Nicki Minaj spent a portion of her Sunday on Twitter, venting to the world about the fact that her new album, the rather unexciting Queen, is going to debut at No. 2 on the upcoming Billboard album chart. At No. 1 will be Travis Scott, who scored the second highest debut of the year with his recent Astroworld, with a reception that let him ride into a second straight week at No. 1.
Well, sort of. The crux of Nicki’s, um, argument was that Scott was using nefarious means to goose his album sales, such as packaging a sale of the album with tour tickets or merch. With music at its lowest level of monetary value in our lifetimes, schemes like this have become a popular method for artists to try and have their album “sales” reflect what they believe their popularity to be. Said Nicki:
Minaj also alleged that Spotify had retaliated against her by pulling planned promotion for Queen because she had played the album on her Apple Music radio show before it was officially available to stream. Spotify denied that accusation today, but regardless the point is clear: Nicki is suggesting she rightfully had the No. 1 album in the country if only it hadn’t been taken from her by forces beyond her control—Scott’s ticket bundling, Spotify’s conniving, etc. She essentially said as much in the first tweet above.
Whether she’s right is unknowable. Maybe Travis Scott, who at the moment is very popular, would’ve had enough streams to push himself over the top anyway. It’s also immaterial to everyone except a small number of people— Minaj, her management, and her diehard fans—who really care about No. 1 albums. If anything, Minaj tacitly acknowledges the waning legitimacy of having a “No. 1 Album,” a landmark that is becoming increasingly meaningless as the music industry’s math gets harder to calculate and easier to game.
Inadvertently, Minaj’s tweets represent the perfect cap to an album cycle that was defined by the tension between Minaj’s desire to assert her relevance and dominance in rap and the reality that the genre and culture is passing her by. This is through no fault of her own, by the way. It’s simply the way culture works: Nicki has been around for nearly a decade now, and there are newer rappers who have the juice she and others once had. Future, her forthcoming tourmate, for instance, had his recent album Beast Mode 2 debut at No. 3. He still is, and will continue to be, a popular artist, but his days as a gravitational force at the very center of the genre are almost certainly behind us.

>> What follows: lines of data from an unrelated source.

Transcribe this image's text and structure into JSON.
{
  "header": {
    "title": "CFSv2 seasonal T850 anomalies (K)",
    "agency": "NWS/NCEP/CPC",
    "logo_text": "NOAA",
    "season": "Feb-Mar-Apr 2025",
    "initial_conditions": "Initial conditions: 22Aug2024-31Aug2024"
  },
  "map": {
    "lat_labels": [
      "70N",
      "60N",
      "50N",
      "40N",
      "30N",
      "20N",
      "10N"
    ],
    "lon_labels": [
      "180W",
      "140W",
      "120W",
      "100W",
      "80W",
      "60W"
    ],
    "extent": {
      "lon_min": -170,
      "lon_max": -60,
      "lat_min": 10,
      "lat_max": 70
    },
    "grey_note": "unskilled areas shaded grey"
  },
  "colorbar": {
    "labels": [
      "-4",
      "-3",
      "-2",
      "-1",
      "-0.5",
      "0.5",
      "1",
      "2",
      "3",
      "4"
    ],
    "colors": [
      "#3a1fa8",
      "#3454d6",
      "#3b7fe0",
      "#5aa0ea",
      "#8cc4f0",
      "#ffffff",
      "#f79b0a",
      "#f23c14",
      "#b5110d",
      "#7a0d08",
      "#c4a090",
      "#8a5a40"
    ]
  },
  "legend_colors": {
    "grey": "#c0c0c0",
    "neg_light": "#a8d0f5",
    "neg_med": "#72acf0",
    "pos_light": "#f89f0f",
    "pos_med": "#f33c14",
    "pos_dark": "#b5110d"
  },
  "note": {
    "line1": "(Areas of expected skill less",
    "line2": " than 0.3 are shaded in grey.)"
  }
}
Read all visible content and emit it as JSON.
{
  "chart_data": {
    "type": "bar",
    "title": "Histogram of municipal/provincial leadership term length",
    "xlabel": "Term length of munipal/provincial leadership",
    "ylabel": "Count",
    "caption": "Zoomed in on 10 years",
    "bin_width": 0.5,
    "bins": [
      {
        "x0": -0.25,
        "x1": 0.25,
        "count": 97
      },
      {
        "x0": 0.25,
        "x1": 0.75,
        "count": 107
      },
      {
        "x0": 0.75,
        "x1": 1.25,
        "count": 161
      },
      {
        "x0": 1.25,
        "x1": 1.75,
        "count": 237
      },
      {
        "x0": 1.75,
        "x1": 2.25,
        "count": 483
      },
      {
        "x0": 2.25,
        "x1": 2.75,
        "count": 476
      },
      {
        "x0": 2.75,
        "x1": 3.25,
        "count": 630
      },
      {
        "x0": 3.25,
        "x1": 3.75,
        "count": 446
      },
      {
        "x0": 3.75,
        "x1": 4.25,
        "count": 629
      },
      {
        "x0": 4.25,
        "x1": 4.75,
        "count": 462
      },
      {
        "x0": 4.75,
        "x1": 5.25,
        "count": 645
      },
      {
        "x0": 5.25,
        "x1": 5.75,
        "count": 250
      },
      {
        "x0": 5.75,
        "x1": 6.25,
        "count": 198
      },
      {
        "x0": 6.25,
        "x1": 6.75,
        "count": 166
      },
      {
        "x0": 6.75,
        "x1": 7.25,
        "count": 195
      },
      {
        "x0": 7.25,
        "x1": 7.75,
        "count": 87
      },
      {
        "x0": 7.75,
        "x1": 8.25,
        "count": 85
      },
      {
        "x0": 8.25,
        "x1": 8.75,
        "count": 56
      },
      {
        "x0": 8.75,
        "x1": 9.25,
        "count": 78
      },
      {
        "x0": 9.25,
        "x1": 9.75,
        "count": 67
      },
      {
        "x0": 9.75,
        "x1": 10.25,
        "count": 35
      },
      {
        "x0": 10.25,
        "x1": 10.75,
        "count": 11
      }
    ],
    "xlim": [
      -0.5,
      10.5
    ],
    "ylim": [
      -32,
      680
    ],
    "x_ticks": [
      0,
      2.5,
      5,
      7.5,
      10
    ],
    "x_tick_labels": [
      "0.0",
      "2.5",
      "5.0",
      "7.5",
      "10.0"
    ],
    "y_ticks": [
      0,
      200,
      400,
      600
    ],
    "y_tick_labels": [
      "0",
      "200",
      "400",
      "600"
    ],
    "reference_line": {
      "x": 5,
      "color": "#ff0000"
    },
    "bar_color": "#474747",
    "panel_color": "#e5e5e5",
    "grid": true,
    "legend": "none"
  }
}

This dynamic is evident most visibly in Nicki’s decision to collaborate with Tekashi 6ix9ine. Their song “Fefe” has been hanging strong inside the Hot 100’s Top 10 since its debut, something Minaj hasn’t accomplished on her own in several years. The song opened her up to obvious criticism, since she asserts herself as rap’s champion for women and he pled guilty to “use of a child in a sexual performance.” Minaj retroactively added “Fefe” to Queen in order, one presumes, to boost her album’s streaming numbers, and 6ix9ine will be joining Minaj and Future on tour. The relationship may be unseemly, but for Minaj it is serving its purpose: she is catching the momentum of someone who is powering the zeitgeist in the way she used to, but no longer quite does.
In a subsequent tweet, Minaj said that her statements about her album not going No. 1 were “sarcasm/dry humor,” though it doesn’t seem like anyone really believes that. Maybe Minaj, an extraordinarily popular and rich artist, will soon stop caring about what the music industry’s increasingly arbitrary numbers seem to tell her about herself. The next album cycle, at the very least, will probably be easier.